Arnold internally works linear and you can render that out to .EXR. Be sure to turn off any conversion to a color space (like sRGB, rec709). Now with a linear light render, the dynamic range is spanning from darkest black to brightest light/white in your scene - you design that by the lightsetup that you create.
HDR displays are able to show a larger dynamic range and thus can show your lightsetup with more realism than standard displays. For that, they "understand" that higher dynamic range by understanding a specific language (standard) defined for HDR, like HDR10, Dolby Vision, HLQ. You rendering itself doesn't speak that language, you have to add this in colorgrading. Baselight for example can generate the neccessary metadata and include them into the videostream.

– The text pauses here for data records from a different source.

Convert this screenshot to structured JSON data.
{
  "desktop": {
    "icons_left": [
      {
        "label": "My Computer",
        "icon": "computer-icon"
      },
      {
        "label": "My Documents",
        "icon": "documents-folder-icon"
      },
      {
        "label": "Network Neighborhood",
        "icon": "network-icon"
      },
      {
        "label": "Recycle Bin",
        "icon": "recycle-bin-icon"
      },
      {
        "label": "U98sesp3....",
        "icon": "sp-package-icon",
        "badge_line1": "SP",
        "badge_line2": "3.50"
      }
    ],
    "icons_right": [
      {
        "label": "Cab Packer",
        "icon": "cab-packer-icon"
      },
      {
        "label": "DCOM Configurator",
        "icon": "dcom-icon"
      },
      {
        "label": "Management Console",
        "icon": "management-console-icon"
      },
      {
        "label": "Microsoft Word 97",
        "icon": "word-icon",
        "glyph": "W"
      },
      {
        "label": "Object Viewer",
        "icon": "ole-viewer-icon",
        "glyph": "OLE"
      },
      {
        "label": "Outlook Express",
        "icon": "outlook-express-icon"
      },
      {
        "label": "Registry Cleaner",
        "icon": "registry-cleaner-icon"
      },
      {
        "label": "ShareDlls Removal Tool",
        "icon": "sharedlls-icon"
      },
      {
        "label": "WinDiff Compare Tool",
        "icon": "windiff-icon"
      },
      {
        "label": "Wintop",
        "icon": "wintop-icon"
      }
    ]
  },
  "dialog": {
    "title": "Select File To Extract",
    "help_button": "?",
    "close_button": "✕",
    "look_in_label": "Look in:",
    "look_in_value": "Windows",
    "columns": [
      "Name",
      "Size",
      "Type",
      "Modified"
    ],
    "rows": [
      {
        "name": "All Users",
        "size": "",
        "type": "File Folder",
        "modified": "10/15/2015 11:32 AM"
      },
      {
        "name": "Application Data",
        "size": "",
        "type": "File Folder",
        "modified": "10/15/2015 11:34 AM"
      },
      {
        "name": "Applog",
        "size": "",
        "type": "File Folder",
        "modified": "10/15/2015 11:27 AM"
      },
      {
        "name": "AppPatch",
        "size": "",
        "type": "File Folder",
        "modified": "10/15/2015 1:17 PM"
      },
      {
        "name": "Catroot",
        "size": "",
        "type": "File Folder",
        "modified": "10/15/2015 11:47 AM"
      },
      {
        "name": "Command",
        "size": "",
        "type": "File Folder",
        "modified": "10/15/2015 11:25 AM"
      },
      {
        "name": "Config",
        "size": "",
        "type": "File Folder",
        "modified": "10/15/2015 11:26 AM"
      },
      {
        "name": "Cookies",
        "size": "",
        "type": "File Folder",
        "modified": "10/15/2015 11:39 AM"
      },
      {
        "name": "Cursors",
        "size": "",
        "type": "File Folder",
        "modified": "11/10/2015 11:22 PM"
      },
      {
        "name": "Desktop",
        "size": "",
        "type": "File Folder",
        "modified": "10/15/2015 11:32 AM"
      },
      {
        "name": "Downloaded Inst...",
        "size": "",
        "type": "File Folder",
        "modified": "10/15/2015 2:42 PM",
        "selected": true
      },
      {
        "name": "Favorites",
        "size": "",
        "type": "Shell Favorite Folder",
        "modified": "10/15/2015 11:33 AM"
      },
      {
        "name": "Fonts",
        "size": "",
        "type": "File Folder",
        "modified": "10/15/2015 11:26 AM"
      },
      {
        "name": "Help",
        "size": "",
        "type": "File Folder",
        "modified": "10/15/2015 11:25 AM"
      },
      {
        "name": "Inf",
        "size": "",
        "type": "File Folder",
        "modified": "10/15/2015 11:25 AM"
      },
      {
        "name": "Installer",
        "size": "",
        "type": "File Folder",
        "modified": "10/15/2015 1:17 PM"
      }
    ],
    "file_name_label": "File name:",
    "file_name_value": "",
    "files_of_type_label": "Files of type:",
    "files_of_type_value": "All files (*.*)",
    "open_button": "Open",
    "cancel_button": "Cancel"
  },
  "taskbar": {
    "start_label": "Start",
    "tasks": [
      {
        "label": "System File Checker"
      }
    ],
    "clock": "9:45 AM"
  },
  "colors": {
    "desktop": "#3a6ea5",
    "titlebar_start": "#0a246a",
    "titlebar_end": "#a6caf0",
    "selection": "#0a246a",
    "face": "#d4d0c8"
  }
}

So your question is much more complex than you may have expected. The easy answer is "yes, of course" (as most renderers can do linear light rendering), but to make it work, you need more gear than just the renderer. If you want to dig deeper into this, check the tutorials for the typical color grading systems (filmlight, resolve). I'm not into editing, but maybe the newest versions of AVID and Premiere are also able to make this work.
HDR10, HLG and Dolby Vision need you to make - at some point in production - the decision what brightness levels go where in HDR. And for that you typically go to color grading (e.g. Baselight´s "Basegrade").